Mıgırdiç Ağa Sanasaryan’ın 1895’te yaptırdığı Han’ın yönetim hakları Ermeni Patrikliği’ne bırakıldı. Patriklik kayıtlarında, hanın 1909’a ait tapu kaydı yer alıyor. 1915’te İttihatçılar tarafından gasp edilen han, 1920’de Patrikhane’ye iade edildi. 1928’de gelirlerine el konuldu ve 1935’te tümüyle elden çıktı. Uzun yıllar Emniyet Müdürlüğü binası olarak kullanılan Sanasaryan, askeri darbe dönemlerinde ‘işkencehane’ olarak ünlendi. 

 

Sanasaryan kapanın elinde kalacak

Türkiye Ermeni toplumunun geçmişte gasp edilen en önemli mülklerinden biri olan Sanasaryan Han, İstanbul Ermeni Patrikliği’nin açtığı iade davası sürdüğü halde kiralanmak üzere ihaleye çıkarıldı. Vakıflar Genel Müdürlüğü İstanbul 1.Bölge Müdürlüğü tarafından yapılan ihale duyurusu Resmi Gazete’de yer aldı. İlan edilen ihale tarihi 18 Temmuz.
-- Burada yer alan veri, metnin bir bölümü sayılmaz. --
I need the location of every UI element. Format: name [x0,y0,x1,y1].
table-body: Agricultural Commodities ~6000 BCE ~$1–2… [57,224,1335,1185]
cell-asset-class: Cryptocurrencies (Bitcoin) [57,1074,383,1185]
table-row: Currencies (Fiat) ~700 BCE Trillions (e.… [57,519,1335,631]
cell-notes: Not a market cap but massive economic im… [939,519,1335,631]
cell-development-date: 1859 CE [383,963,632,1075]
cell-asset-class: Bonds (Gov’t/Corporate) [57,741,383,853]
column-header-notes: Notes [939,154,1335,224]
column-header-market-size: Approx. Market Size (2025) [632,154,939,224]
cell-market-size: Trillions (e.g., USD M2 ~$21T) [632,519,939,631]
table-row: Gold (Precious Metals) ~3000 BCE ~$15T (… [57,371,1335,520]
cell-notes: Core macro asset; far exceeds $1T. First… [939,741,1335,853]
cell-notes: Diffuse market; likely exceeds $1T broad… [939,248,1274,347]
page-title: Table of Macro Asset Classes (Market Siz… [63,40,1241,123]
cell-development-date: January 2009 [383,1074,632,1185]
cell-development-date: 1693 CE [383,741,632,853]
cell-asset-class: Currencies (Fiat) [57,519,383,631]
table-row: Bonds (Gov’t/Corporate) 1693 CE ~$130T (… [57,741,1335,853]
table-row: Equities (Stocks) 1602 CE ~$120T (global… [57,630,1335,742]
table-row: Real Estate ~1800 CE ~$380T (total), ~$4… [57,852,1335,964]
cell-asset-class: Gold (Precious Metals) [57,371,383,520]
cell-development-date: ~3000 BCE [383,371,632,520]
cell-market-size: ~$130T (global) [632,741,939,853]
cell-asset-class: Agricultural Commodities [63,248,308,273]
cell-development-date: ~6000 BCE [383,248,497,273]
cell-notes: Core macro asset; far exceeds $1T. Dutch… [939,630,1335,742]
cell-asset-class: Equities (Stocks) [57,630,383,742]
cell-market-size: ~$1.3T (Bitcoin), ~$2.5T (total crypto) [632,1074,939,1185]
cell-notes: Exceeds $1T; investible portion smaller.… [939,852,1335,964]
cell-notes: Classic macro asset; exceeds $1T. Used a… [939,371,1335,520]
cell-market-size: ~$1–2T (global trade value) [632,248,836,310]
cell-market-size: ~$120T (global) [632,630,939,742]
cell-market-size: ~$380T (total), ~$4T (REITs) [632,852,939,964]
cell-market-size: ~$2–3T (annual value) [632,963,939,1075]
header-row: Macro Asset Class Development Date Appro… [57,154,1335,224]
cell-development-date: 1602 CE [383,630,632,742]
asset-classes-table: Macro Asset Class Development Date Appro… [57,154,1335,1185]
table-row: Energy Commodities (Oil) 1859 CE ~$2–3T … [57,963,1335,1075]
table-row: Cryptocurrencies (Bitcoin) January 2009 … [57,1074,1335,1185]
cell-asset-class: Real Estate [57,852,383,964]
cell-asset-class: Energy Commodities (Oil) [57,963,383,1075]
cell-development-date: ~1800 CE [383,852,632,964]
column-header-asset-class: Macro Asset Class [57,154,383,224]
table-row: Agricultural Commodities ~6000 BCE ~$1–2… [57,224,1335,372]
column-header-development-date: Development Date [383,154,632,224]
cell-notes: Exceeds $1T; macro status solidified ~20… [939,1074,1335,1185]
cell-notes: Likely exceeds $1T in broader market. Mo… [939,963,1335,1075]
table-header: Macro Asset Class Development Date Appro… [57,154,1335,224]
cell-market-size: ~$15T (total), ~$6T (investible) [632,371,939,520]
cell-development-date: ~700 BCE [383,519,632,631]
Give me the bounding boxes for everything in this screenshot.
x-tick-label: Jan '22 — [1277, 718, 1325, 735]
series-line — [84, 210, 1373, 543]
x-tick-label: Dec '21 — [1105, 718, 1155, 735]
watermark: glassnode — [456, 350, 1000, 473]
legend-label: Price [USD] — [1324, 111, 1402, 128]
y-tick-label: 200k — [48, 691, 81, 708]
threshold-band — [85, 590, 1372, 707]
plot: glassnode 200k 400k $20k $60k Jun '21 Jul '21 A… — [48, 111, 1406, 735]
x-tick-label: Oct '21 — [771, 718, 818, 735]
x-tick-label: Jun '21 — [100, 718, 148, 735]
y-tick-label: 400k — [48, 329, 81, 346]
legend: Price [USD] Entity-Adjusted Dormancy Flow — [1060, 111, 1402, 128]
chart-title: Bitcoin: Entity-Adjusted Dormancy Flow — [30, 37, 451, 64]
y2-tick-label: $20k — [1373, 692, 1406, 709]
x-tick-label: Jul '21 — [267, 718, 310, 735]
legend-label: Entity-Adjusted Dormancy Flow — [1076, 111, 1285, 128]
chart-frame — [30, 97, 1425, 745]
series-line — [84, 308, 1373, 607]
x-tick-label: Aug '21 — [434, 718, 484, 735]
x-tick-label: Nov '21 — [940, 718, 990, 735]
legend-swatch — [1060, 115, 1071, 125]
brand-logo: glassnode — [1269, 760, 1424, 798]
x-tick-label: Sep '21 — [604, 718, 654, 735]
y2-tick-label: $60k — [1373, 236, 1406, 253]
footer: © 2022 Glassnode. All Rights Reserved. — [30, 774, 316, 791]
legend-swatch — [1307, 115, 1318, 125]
Son haftalarda, hanın kullanım hakkının hükümet tarafından 50 yıllığına Patrikliğe verileceği konuşuluyordu. İhale ilanıyla bu olasılık şu an için ortadan kalktı.

Türkiye Ermeni Patrikliği, Sirkeci’de bulunan Sanasaryan Han’ın iadesi için geçen yıl İstanbul 13. Asliye Hukuk Mahkemesi’nde dava açmıştı. Ermeni toplumunun ortak değeri olduğu halde 1930’lu yıllarda gasp edilerek önce İl Özel İdaresi’nin, daha sonra da Vakıflar Genel Müdürlüğü’nün himayesine geçen mülk, Emniyet Müdürlüğü ve Adliye binası olarak da kullanılmıştı. Görülen ilk duruşmada, mahkeme heyeti mülk üzerine ‘tedbir kararı’ almıştı. Bu karar uyarınca, Vakıflar Genel Müdürlüğü’nün, hana yeni kiracı almaması gerekiyordu. İhale ilanı, bu karara rağmen verilmiş oldu.

18 Temmuz tarihinde yapılması beklenen ihale gerçekleşirse hanın yeni hak sahibi bir 3. şahıs olacak. 1505 metrekarelik arsa üzerinde kurulu tarihi bina için 11 milyon 660 bin lira onarım bedeli belirlendi. 18 Temmuz’daki ihaleyle 20 yıl süresince kiralanacak bina için ilk yıl, aylık 120 bin lira kira değeri biçildi. Binanın restorasyonu 18 ayda tamamlanarak açılışı yapılacak.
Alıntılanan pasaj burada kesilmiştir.